Jest jak Zagumny i Drzyzga? "Jego pozycja jest niepodważalna"

WP SportoweFakty / Tomasz Fijałkowski / Na zdjęciu: Marcin Janusz
WP SportoweFakty / Tomasz Fijałkowski / Na zdjęciu: Marcin Janusz

- Marcin Janusz pokazuje wielką jakość. Jest pewny siebie. Tytuły, które wywalczył, mówią same za siebie. To zawodnik światowej klasy. Boję się tylko o jedno - mówi Wojciech Drzyzga, wielokrotny reprezentant kraju o polskim rozgrywającym.

Marcin Janusz ma dopiero 29 lat. W siatkówce osiągnął już jednak tyle, że gdyby zdecydował się zakończyć sportową karierę, i tak mógłby się nazwać spełnionym sportowcem. Rozgrywający reprezentacji Polski wszak wygrał dwa razy z rzędu Ligę Mistrzów.

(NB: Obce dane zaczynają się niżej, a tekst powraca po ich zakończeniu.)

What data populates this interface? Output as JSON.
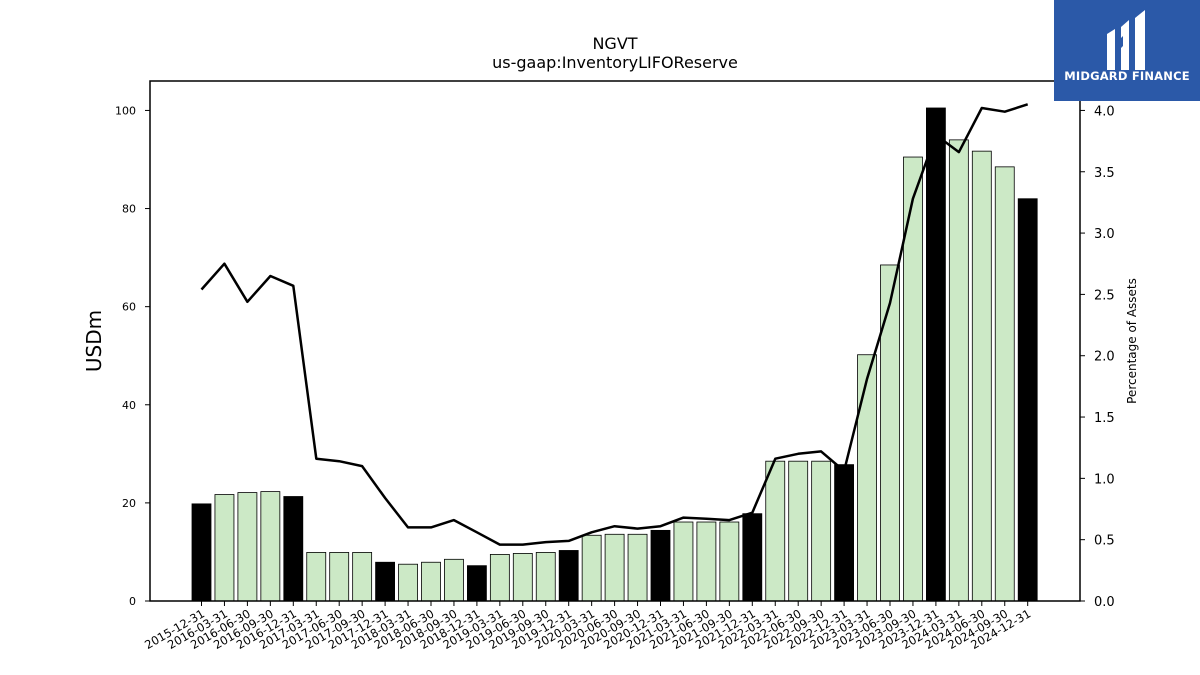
{
  "chart_data": {
    "type": "bar",
    "title": "NGVT",
    "subtitle": "us-gaap:InventoryLIFOReserve",
    "ylabel": "USDm",
    "y2label": "Percentage of Assets",
    "ylim": [
      0,
      106
    ],
    "y2lim": [
      0,
      4.24
    ],
    "yticks": [
      "0",
      "20",
      "40",
      "60",
      "80",
      "100"
    ],
    "y2ticks": [
      "0.0",
      "0.5",
      "1.0",
      "1.5",
      "2.0",
      "2.5",
      "3.0",
      "3.5",
      "4.0"
    ],
    "categories": [
      "2015-12-31",
      "2016-03-31",
      "2016-06-30",
      "2016-09-30",
      "2016-12-31",
      "2017-03-31",
      "2017-06-30",
      "2017-09-30",
      "2017-12-31",
      "2018-03-31",
      "2018-06-30",
      "2018-09-30",
      "2018-12-31",
      "2019-03-31",
      "2019-06-30",
      "2019-09-30",
      "2019-12-31",
      "2020-03-31",
      "2020-06-30",
      "2020-09-30",
      "2020-12-31",
      "2021-03-31",
      "2021-06-30",
      "2021-09-30",
      "2021-12-31",
      "2022-03-31",
      "2022-06-30",
      "2022-09-30",
      "2022-12-31",
      "2023-03-31",
      "2023-06-30",
      "2023-09-30",
      "2023-12-31",
      "2024-03-31",
      "2024-06-30",
      "2024-09-30",
      "2024-12-31"
    ],
    "series": [
      {
        "kind": "bar",
        "values": [
          19.8,
          21.7,
          22.1,
          22.3,
          21.3,
          9.9,
          9.9,
          9.9,
          7.9,
          7.5,
          7.9,
          8.5,
          7.2,
          9.5,
          9.7,
          9.9,
          10.3,
          13.4,
          13.6,
          13.6,
          14.4,
          16.1,
          16.1,
          16.1,
          17.8,
          28.5,
          28.5,
          28.5,
          27.8,
          50.2,
          68.5,
          90.5,
          100.5,
          94.0,
          91.7,
          88.5,
          82.0
        ]
      },
      {
        "kind": "line",
        "axis": "right",
        "values": [
          2.54,
          2.75,
          2.44,
          2.65,
          2.57,
          1.16,
          1.14,
          1.1,
          0.84,
          0.6,
          0.6,
          0.66,
          0.56,
          0.46,
          0.46,
          0.48,
          0.49,
          0.56,
          0.61,
          0.59,
          0.61,
          0.68,
          0.67,
          0.66,
          0.72,
          1.16,
          1.2,
          1.22,
          1.06,
          1.81,
          2.43,
          3.28,
          3.8,
          3.66,
          4.02,
          3.99,
          4.05
        ]
      }
    ],
    "highlight_color": "#000000",
    "bar_color": "#cce9c6",
    "line_color": "#000000"
  },
  "logo": {
    "text": "MIDGARD FINANCE",
    "bg": "#2b59a8"
  }
}
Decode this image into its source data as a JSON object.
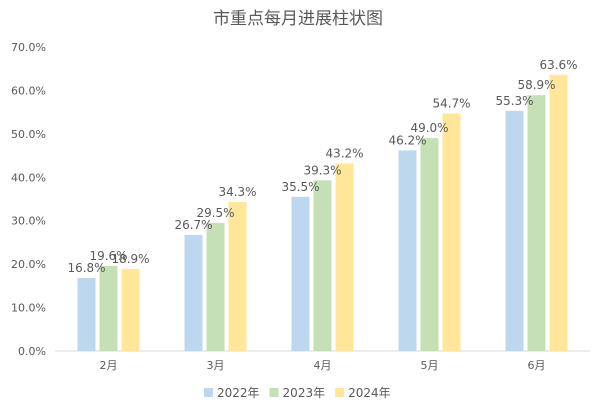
{
  "chart_data": {
    "type": "bar",
    "title": "市重点每月进展柱状图",
    "xlabel": "",
    "ylabel": "",
    "categories": [
      "2月",
      "3月",
      "4月",
      "5月",
      "6月"
    ],
    "series": [
      {
        "name": "2022年",
        "color": "#bdd7ee",
        "values": [
          16.8,
          26.7,
          35.5,
          46.2,
          55.3
        ],
        "labels": [
          "16.8%",
          "26.7%",
          "35.5%",
          "46.2%",
          "55.3%"
        ]
      },
      {
        "name": "2023年",
        "color": "#c5e0b4",
        "values": [
          19.6,
          29.5,
          39.3,
          49.0,
          58.9
        ],
        "labels": [
          "19.6%",
          "29.5%",
          "39.3%",
          "49.0%",
          "58.9%"
        ]
      },
      {
        "name": "2024年",
        "color": "#ffe699",
        "values": [
          18.9,
          34.3,
          43.2,
          54.7,
          63.6
        ],
        "labels": [
          "18.9%",
          "34.3%",
          "43.2%",
          "54.7%",
          "63.6%"
        ]
      }
    ],
    "ylim": [
      0,
      70
    ],
    "yticks": [
      0,
      10,
      20,
      30,
      40,
      50,
      60,
      70
    ],
    "ytick_labels": [
      "0.0%",
      "10.0%",
      "20.0%",
      "30.0%",
      "40.0%",
      "50.0%",
      "60.0%",
      "70.0%"
    ],
    "grid": false,
    "legend_position": "bottom"
  }
}
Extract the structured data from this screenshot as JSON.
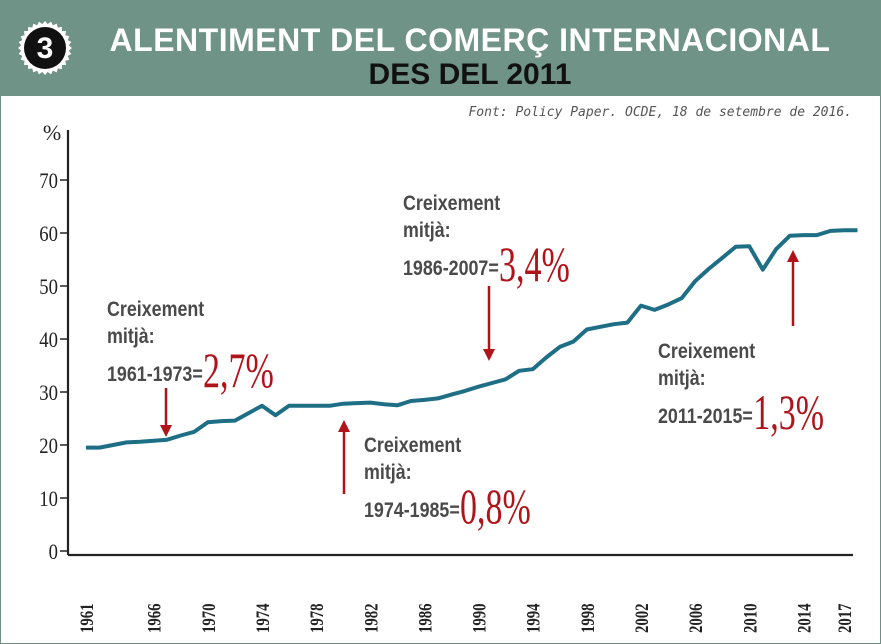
{
  "header": {
    "badge_number": "3",
    "title_line1": "ALENTIMENT DEL COMERÇ INTERNACIONAL",
    "title_line2": "DES DEL 2011",
    "source": "Font: Policy Paper. OCDE, 18 de setembre de 2016."
  },
  "colors": {
    "header_bg": "#6f9387",
    "line": "#1e6f86",
    "arrow": "#b0141b",
    "highlight": "#b0141b"
  },
  "annotations": [
    {
      "line1": "Creixement",
      "line2": "mitjà:",
      "period": "1961-1973=",
      "rate": "2,7%"
    },
    {
      "line1": "Creixement",
      "line2": "mitjà:",
      "period": "1974-1985=",
      "rate": "0,8%"
    },
    {
      "line1": "Creixement",
      "line2": "mitjà:",
      "period": "1986-2007=",
      "rate": "3,4%"
    },
    {
      "line1": "Creixement",
      "line2": "mitjà:",
      "period": "2011-2015=",
      "rate": "1,3%"
    }
  ],
  "chart_data": {
    "type": "line",
    "ylabel": "%",
    "ylim": [
      0,
      70
    ],
    "yticks": [
      "0",
      "10",
      "20",
      "30",
      "40",
      "50",
      "60",
      "70"
    ],
    "xlim": [
      1961,
      2018
    ],
    "xticks": [
      "1961",
      "1966",
      "1970",
      "1974",
      "1978",
      "1982",
      "1986",
      "1990",
      "1994",
      "1998",
      "2002",
      "2006",
      "2010",
      "2014",
      "2017"
    ],
    "grid": false,
    "series": [
      {
        "x": [
          1961,
          1962,
          1963,
          1964,
          1965,
          1966,
          1967,
          1968,
          1969,
          1970,
          1971,
          1972,
          1973,
          1974,
          1975,
          1976,
          1977,
          1978,
          1979,
          1980,
          1981,
          1982,
          1983,
          1984,
          1985,
          1986,
          1987,
          1988,
          1989,
          1990,
          1991,
          1992,
          1993,
          1994,
          1995,
          1996,
          1997,
          1998,
          1999,
          2000,
          2001,
          2002,
          2003,
          2004,
          2005,
          2006,
          2007,
          2008,
          2009,
          2010,
          2011,
          2012,
          2013,
          2014,
          2015,
          2016,
          2017,
          2018
        ],
        "values": [
          19.5,
          19.5,
          20.0,
          20.5,
          20.6,
          20.8,
          21.0,
          21.8,
          22.5,
          24.3,
          24.5,
          24.6,
          26.0,
          27.4,
          25.6,
          27.4,
          27.4,
          27.4,
          27.4,
          27.8,
          27.9,
          28.0,
          27.7,
          27.5,
          28.3,
          28.5,
          28.8,
          29.5,
          30.2,
          31.0,
          31.7,
          32.4,
          34.0,
          34.3,
          36.5,
          38.5,
          39.5,
          41.8,
          42.3,
          42.8,
          43.1,
          46.3,
          45.5,
          46.5,
          47.7,
          50.9,
          53.2,
          55.3,
          57.4,
          57.5,
          53.1,
          57.0,
          59.5,
          59.6,
          59.6,
          60.4,
          60.5,
          60.5
        ]
      }
    ]
  }
}
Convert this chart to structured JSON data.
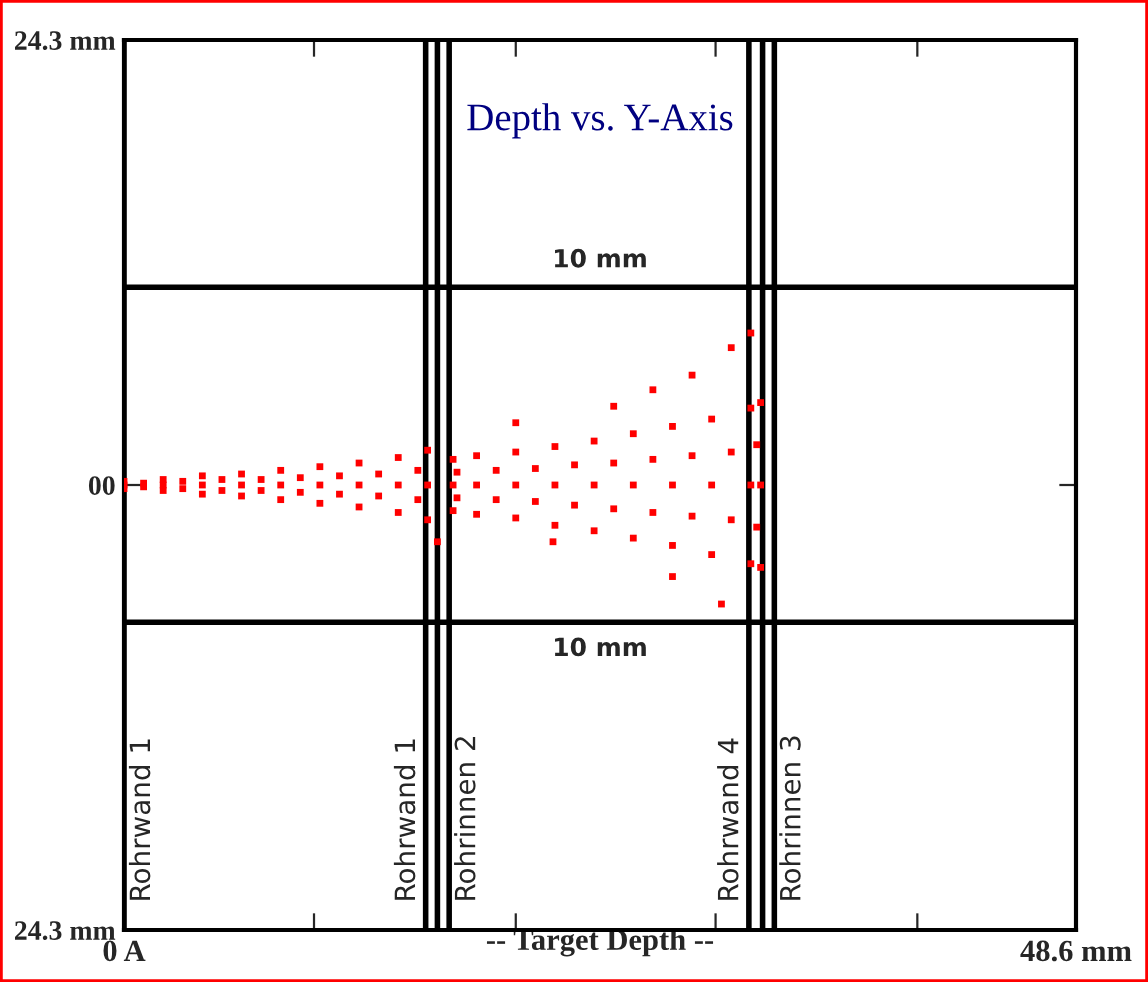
{
  "chart_data": {
    "type": "scatter",
    "title": "Depth vs. Y-Axis",
    "xlabel": "-- Target Depth --",
    "xlim": [
      0,
      48.6
    ],
    "ylim": [
      -24.3,
      24.3
    ],
    "xticks": [
      {
        "value": 0,
        "label": "0 A"
      },
      {
        "value": 9.7,
        "label": null
      },
      {
        "value": 20.0,
        "label": null
      },
      {
        "value": 30.2,
        "label": null
      },
      {
        "value": 40.5,
        "label": null
      },
      {
        "value": 48.6,
        "label": "48.6 mm"
      }
    ],
    "yticks": [
      {
        "value": -24.3,
        "label": "24.3 mm"
      },
      {
        "value": 0,
        "label": "00"
      },
      {
        "value": 24.3,
        "label": "24.3 mm"
      }
    ],
    "grid": false,
    "legend": false,
    "marker": "square",
    "ref_lines": [
      {
        "axis": "y",
        "value": 10.8,
        "label": "10 mm",
        "color": "#000000"
      },
      {
        "axis": "y",
        "value": -7.5,
        "label": "10 mm",
        "color": "#000000"
      },
      {
        "axis": "x",
        "value": 0,
        "label": "Rohrwand 1",
        "color": "#000000"
      },
      {
        "axis": "x",
        "value": 15.4,
        "label": null,
        "color": "#000000"
      },
      {
        "axis": "x",
        "value": 16.0,
        "label": "Rohrwand 1",
        "color": "#000000"
      },
      {
        "axis": "x",
        "value": 16.6,
        "label": "Rohrinnen 2",
        "color": "#000000"
      },
      {
        "axis": "x",
        "value": 31.9,
        "label": null,
        "color": "#000000"
      },
      {
        "axis": "x",
        "value": 32.6,
        "label": "Rohrwand 4",
        "color": "#000000"
      },
      {
        "axis": "x",
        "value": 33.2,
        "label": "Rohrinnen 3",
        "color": "#000000"
      }
    ],
    "series": [
      {
        "color": "#ff0000",
        "x": [
          0,
          0,
          0,
          2,
          2,
          2,
          4,
          4,
          4,
          6,
          6,
          6,
          8,
          8,
          8,
          10,
          10,
          10,
          12,
          12,
          12,
          14,
          14,
          14,
          15.5,
          15.5,
          15.5,
          1,
          3,
          5,
          7,
          9,
          11,
          13,
          15,
          1,
          3,
          5,
          7,
          9,
          11,
          13,
          15,
          16.8,
          16.8,
          16.8,
          18,
          18,
          18,
          20,
          20,
          20,
          22,
          22,
          22,
          24,
          24,
          24,
          26,
          26,
          26,
          28,
          28,
          28,
          30,
          30,
          30,
          32,
          32,
          32,
          32.5,
          32.5,
          32.5,
          17,
          19,
          21,
          23,
          25,
          27,
          29,
          31,
          32.3,
          17,
          19,
          21,
          23,
          25,
          27,
          29,
          31,
          32.3,
          31,
          32,
          29,
          27,
          25,
          20,
          16,
          21.9,
          28,
          30.5
        ],
        "values": [
          0.2,
          -0.2,
          0,
          0.3,
          -0.3,
          0,
          0.5,
          -0.5,
          0,
          0.6,
          -0.6,
          0,
          0.8,
          -0.8,
          0,
          1.0,
          -1.0,
          0,
          1.2,
          -1.2,
          0,
          1.5,
          -1.5,
          0,
          1.9,
          -1.9,
          0,
          0.1,
          0.2,
          0.3,
          0.3,
          0.4,
          0.5,
          0.6,
          0.8,
          -0.1,
          -0.2,
          -0.3,
          -0.3,
          -0.4,
          -0.5,
          -0.6,
          -0.8,
          1.4,
          -1.4,
          0,
          1.6,
          -1.6,
          0,
          1.8,
          -1.8,
          0,
          2.1,
          -2.2,
          0,
          2.4,
          -2.5,
          0,
          2.8,
          -2.9,
          0,
          3.2,
          -3.3,
          0,
          3.6,
          -3.8,
          0,
          4.2,
          -4.3,
          0,
          4.5,
          -4.5,
          0,
          0.7,
          0.8,
          0.9,
          1.1,
          1.2,
          1.4,
          1.6,
          1.8,
          2.2,
          -0.7,
          -0.8,
          -0.9,
          -1.1,
          -1.3,
          -1.5,
          -1.7,
          -1.9,
          -2.3,
          7.5,
          8.3,
          6.0,
          5.2,
          4.3,
          3.4,
          -3.1,
          -3.1,
          -5.0,
          -6.5
        ]
      }
    ]
  }
}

Z kolei w 2022 roku świętował zdobycie wicemistrzostwa świata, a bieżący sezon zwieńczył triumfem w Lidze Narodów. - Dla mnie to oczywiście pierwszy złoty medal w reprezentacyjnej karierze. Ten krążek jest dla mnie czymś specjalnym. Zdobyłem go w mieście, które zawsze bardzo dobrze wspominam. Tak ważne trofeum w tak szczególnym dla mnie miejscu znaczy naprawdę wiele - mówił Marcin Janusz w rozmowie z WP SportoweFakty.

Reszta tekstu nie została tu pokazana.